When your child comes home from school and says classmates are being mean, you may have an onslaught of advice for your kiddo.
Tell the teacher.
Stand up for yourself.
Avoid that other kid.
That may solve the problems. In other cases, what your child is experiencing may cross over from typical teasing to bullying.
Licensed counselor Meghan Flynt Burns explained the difference to News Mississippi.
“Really, the difference is very individualized, that’s up to the child,” said Burns. “But you may notice a change or impact in three categories: at home, at school, or socially.”
Burns said behavior changes regarding any or all of these categories should be red flags that what your child is experiencing is far more than just playground play.

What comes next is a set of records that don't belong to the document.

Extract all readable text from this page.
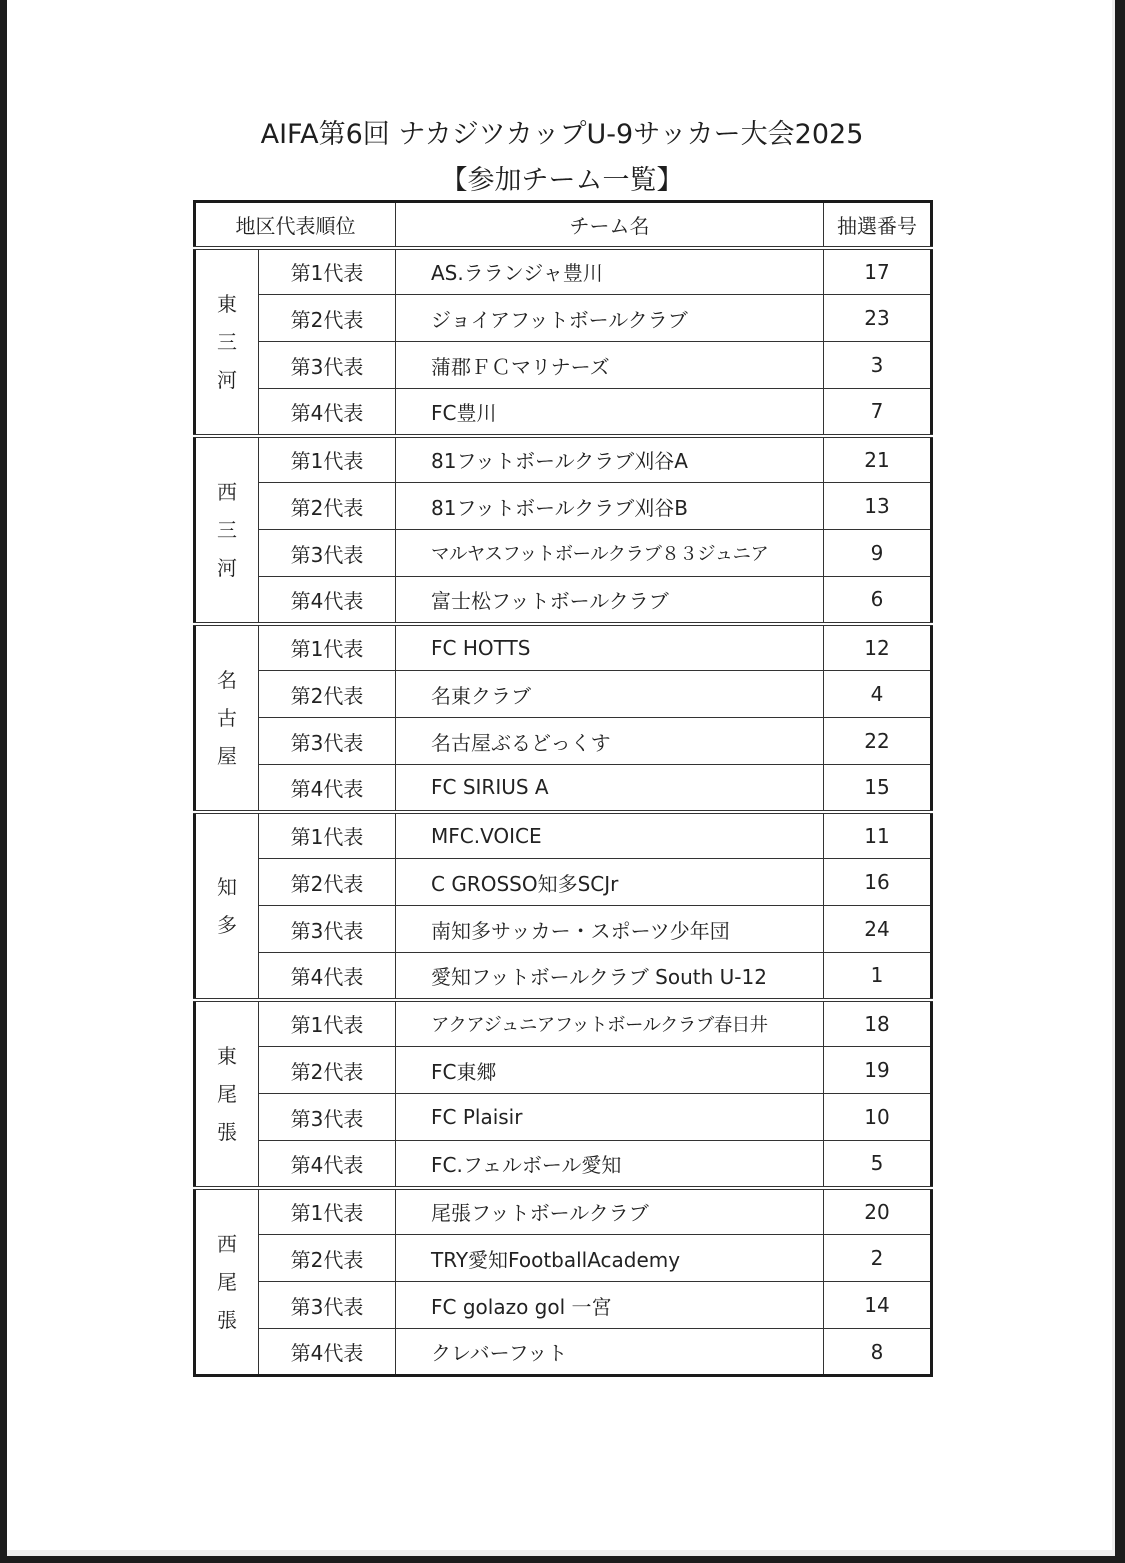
AIFA第6回 ナカジツカップU-9サッカー大会2025
【参加チーム一覧】
地区代表順位		チーム名	抽選番号

東
三
河	第1代表	AS.ラランジャ豊川	17
	第2代表	ジョイアフットボールクラブ	23
	第3代表	蒲郡ＦＣマリナーズ	3
	第4代表	FC豊川	7

西
三
河	第1代表	81フットボールクラブ刈谷A	21
	第2代表	81フットボールクラブ刈谷B	13
	第3代表	マルヤスフットボールクラブ８３ジュニア	9
	第4代表	富士松フットボールクラブ	6

名
古
屋	第1代表	FC HOTTS	12
	第2代表	名東クラブ	4
	第3代表	名古屋ぶるどっくす	22
	第4代表	FC SIRIUS A	15

知
多	第1代表	MFC.VOICE	11
	第2代表	C GROSSO知多SCJr	16
	第3代表	南知多サッカー・スポーツ少年団	24
	第4代表	愛知フットボールクラブ South U-12	1

東
尾
張	第1代表	アクアジュニアフットボールクラブ春日井	18
	第2代表	FC東郷	19
	第3代表	FC Plaisir	10
	第4代表	FC.フェルボール愛知	5

西
尾
張	第1代表	尾張フットボールクラブ	20
	第2代表	TRY愛知FootballAcademy	2
	第3代表	FC golazo gol 一宮	14
	第4代表	クレバーフット	8
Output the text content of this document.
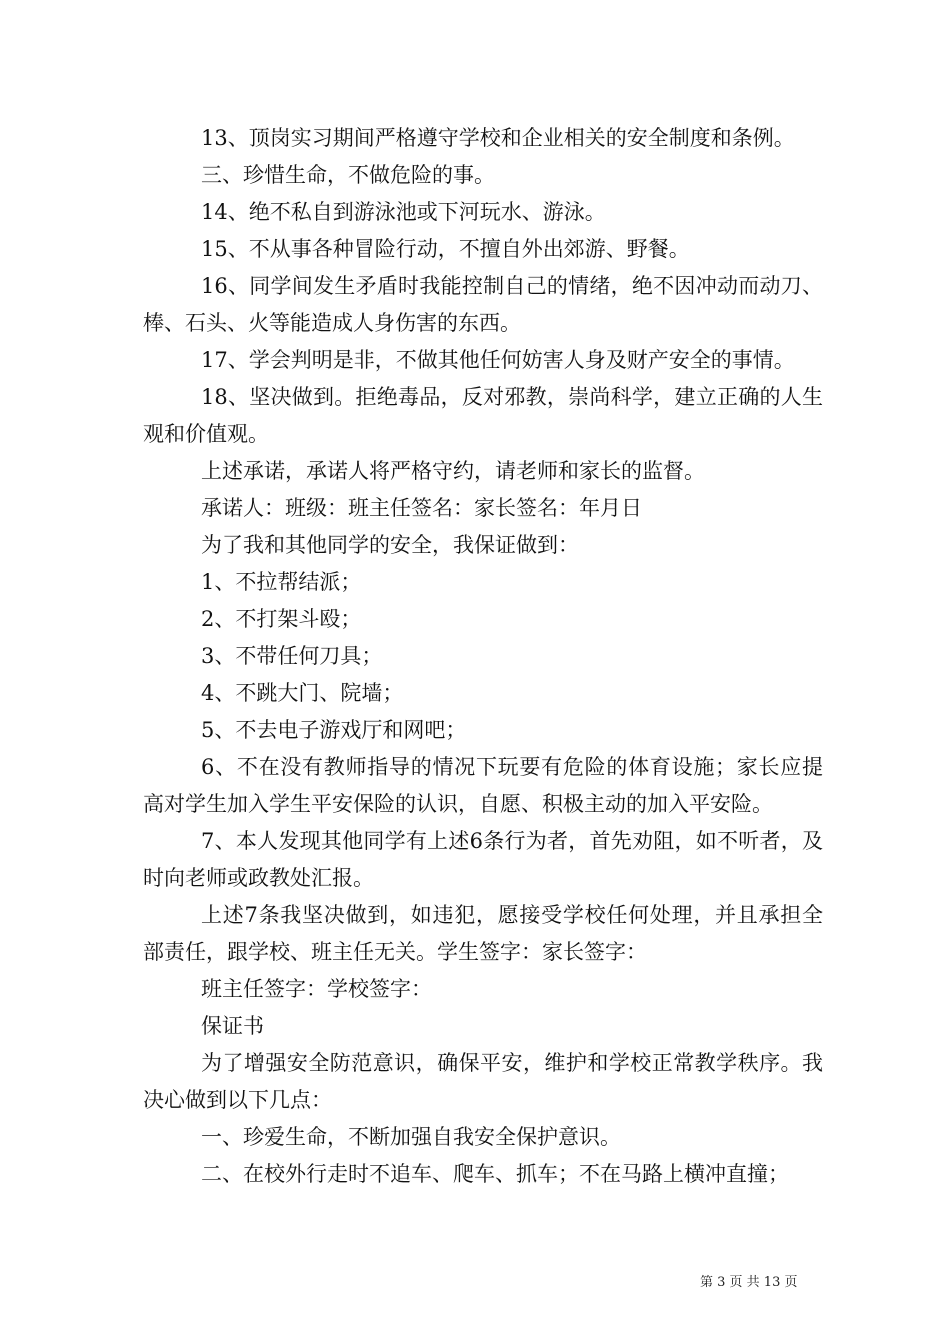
13、顶岗实习期间严格遵守学校和企业相关的安全制度和条例。

三、珍惜生命，不做危险的事。

14、绝不私自到游泳池或下河玩水、游泳。

15、不从事各种冒险行动，不擅自外出郊游、野餐。

16、同学间发生矛盾时我能控制自己的情绪，绝不因冲动而动刀、棒、石头、火等能造成人身伤害的东西。

17、学会判明是非，不做其他任何妨害人身及财产安全的事情。

18、坚决做到。拒绝毒品，反对邪教，崇尚科学，建立正确的人生观和价值观。

上述承诺，承诺人将严格守约，请老师和家长的监督。

承诺人：班级：班主任签名：家长签名：年月日

为了我和其他同学的安全，我保证做到：

1、不拉帮结派；

2、不打架斗殴；

3、不带任何刀具；

4、不跳大门、院墙；

5、不去电子游戏厅和网吧；

6、不在没有教师指导的情况下玩要有危险的体育设施；家长应提高对学生加入学生平安保险的认识，自愿、积极主动的加入平安险。

7、本人发现其他同学有上述6条行为者，首先劝阻，如不听者，及时向老师或政教处汇报。

上述7条我坚决做到，如违犯，愿接受学校任何处理，并且承担全部责任，跟学校、班主任无关。学生签字：家长签字：

班主任签字：学校签字：

保证书

为了增强安全防范意识，确保平安，维护和学校正常教学秩序。我决心做到以下几点：

一、珍爱生命，不断加强自我安全保护意识。

二、在校外行走时不追车、爬车、抓车；不在马路上横冲直撞；

第 3 页 共 13 页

At home, if your child is not wanting to eat, or has gone from loving school to hating it, or has withdrawn from after-school interests, those are examples of impacts of bullying at home, school, and socially.
For parent Amanda Johns, the red flags started going up in her son when he started to behave differently.
“Cody didn’t want to go to school,” said Johns. “He would cry all the time, and he would ask why people didn’t like him or love him, and he would even say he wanted to die.”
Johns said until that point, her son had always been joyful, bouncy, and had a zest for school.
Finally, two months into the school year, Cody told his mom what was happening.
“He was being bullied by kids in his class, and a former friend that for some reason he wasn’t friends with anymore,” said Johns.
The teacher was told about the situation, and for a few weeks everything calmed down.
“But with over 20 kids, you can’t control everything,” said Johns. “Then they started being physically violent toward him in the bathroom, where the teacher couldn’t go.”
After four months, Johns made a discovery that shook her, and she sought help for Cody right away.
“He always played a video game on my phone,” said Johns. “But one day I was going through my phone after he had it, and he had taken a picture of himself with a belt around his neck, like he had just strangled himself.”
Cody was only eight years old.
At that point, Johns called on Burns at Canopy Children’s Solutions for help.
“With therapy for bullying, we teach social skills, coping skills,” said Burns. “We teach positive statements, and show them a method of facing these issues.”
Johns said nine weeks of therapy gave her son the boost he needed.
“She (the therapist) taught him how to think before he acted, taught him how to talk to other kids, and how to process his feelings,” said Johns.
Burns said therapy not only allows the child to cope with the issues they face with bullying, but also teaches them to stand up for themselves.
“He was teaching kids on the playground what he was learning in his sessions,” said Burns. “And he was making friends that way. Therapy to him was cool.”
Johns said the bullying didn’t stop. Her son just had better ways of handling the situation.
“He stands up for himself now,” said Johns. “He’s confident, which helped him make friends, even with some of the kids that used to bully him. At his last birthday party, half of them showed up.”